「お疲れ様です、イエローハット☆☆☆店サイジョウです!」
そのセリフには、必ずオレはこう返すことにしている。
『サイジョウさん大好き!ばたらです』
ヴァカそのものだろう。はたから聞いていれば。
イエローハットの『サイジョウさん』は、オレが実業高校で講師をやってた頃に、イエローハットの新入社員として働き始めた女の人だ。
一言で言えば『カワイい』
品がない表現なら『ゲロマブ』である。
実業高校には、Zで通ってたので、通り沿いにある、このイエローハットはオレの生活圏の範疇だった。
「見習い」のワッペンを付けている彼女に、オレは『頑張ってね♪』と声を掛け、ささやかなおしゃべりをするうちに親しくなった。
さて、大人の女の雰囲気を醸し出していた彼女だが、その年の夏休み、オレはとんでもない事実を知ることになる。
将来、喰うのに困らないよう…『大型トラック』の免許を、地元の自動車学校に取りに行ったのだが…
2階から、今どきのギャル…安っぽく、派手な恰好の女の子が降りてきて、目が合った。
『ハァ!?…サイジョウ…さん』彼女は、顔立ちこそ大人びていたものの、免許も持ってない「未成年」だったのだ…。
オレは、さすがにその年は誘いをかけるのをあきらめた。…未成年とホテルなんてバレた日にゃあ、「教員免許を奪われてしまう」シャレになんねー。
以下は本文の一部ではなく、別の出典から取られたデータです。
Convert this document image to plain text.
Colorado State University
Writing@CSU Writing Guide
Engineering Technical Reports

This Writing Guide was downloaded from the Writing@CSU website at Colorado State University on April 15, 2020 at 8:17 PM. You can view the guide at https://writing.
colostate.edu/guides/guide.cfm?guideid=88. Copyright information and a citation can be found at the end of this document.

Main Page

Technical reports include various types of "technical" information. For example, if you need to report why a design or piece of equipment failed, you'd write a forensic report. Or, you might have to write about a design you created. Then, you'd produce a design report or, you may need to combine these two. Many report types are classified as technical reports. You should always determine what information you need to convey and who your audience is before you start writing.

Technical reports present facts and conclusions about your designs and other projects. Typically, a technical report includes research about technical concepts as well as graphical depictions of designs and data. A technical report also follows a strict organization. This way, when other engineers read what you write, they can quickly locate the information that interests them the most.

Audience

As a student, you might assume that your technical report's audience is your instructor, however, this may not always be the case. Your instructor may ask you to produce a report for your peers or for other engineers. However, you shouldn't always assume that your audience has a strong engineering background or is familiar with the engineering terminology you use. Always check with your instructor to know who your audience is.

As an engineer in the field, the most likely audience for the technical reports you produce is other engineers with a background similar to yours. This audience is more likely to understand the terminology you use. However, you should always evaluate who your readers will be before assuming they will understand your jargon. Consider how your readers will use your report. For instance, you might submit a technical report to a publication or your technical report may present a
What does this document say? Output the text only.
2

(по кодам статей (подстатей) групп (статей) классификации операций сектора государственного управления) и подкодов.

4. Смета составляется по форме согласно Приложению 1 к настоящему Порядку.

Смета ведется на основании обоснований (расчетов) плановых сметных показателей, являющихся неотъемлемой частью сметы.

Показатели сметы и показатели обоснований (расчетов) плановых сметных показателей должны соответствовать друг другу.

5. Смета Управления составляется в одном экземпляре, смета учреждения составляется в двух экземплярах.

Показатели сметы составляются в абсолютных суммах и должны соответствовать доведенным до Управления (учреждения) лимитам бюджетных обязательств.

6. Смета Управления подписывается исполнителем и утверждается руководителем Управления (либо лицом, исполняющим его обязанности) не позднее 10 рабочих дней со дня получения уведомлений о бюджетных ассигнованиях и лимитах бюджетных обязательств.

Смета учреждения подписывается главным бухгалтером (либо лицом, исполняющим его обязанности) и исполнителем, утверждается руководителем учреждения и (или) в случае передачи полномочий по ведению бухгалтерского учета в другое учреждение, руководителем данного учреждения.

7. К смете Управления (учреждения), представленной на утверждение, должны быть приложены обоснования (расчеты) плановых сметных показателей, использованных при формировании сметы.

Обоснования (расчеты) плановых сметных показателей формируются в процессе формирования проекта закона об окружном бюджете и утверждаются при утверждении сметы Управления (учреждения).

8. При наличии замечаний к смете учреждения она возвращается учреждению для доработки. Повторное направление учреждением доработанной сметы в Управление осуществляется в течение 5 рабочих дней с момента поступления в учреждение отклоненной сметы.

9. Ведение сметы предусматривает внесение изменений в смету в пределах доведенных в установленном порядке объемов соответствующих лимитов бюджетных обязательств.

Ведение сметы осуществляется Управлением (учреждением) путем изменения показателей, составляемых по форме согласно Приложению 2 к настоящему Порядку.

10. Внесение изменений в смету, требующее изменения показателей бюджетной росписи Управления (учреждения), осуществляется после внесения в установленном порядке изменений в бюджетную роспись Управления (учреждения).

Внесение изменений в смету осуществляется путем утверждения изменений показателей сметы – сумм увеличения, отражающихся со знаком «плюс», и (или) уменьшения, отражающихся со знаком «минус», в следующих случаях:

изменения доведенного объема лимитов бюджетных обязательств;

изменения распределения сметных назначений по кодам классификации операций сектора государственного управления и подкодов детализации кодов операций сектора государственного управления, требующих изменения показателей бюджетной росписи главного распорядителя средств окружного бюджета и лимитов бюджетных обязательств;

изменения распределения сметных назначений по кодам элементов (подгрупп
さて、車のない生活がしばらく続き…イエローハットもご無沙汰だったが、Zの芳香剤を買いに今日は走った。ついでに午前中、歯医者に行ったときに「バンパーの下」をこすってしまい、似た色でタッチアップしようと思い、久しぶりにイエローハットに行った。
笑顔のサイジョウさんが「いらっしゃいませ。お久しぶりですね♪」と迎えてくれる。
そんな彼女に「サイジョウさん大好き、ばたらです♪」と、いつものヴァカなセリフを、目の前で平然と言ってのける。
彼女に、メタルブルーに似た色のタッチペンを選んでもらい、帰り際に「レシート」にオレの電話番号を書こうとすると……
「ワタシが書きますよ♪」『……へ?』
『サイジョウさんの』電話番号を教えてもらってしまった!
冬休みのデートが出来ますように。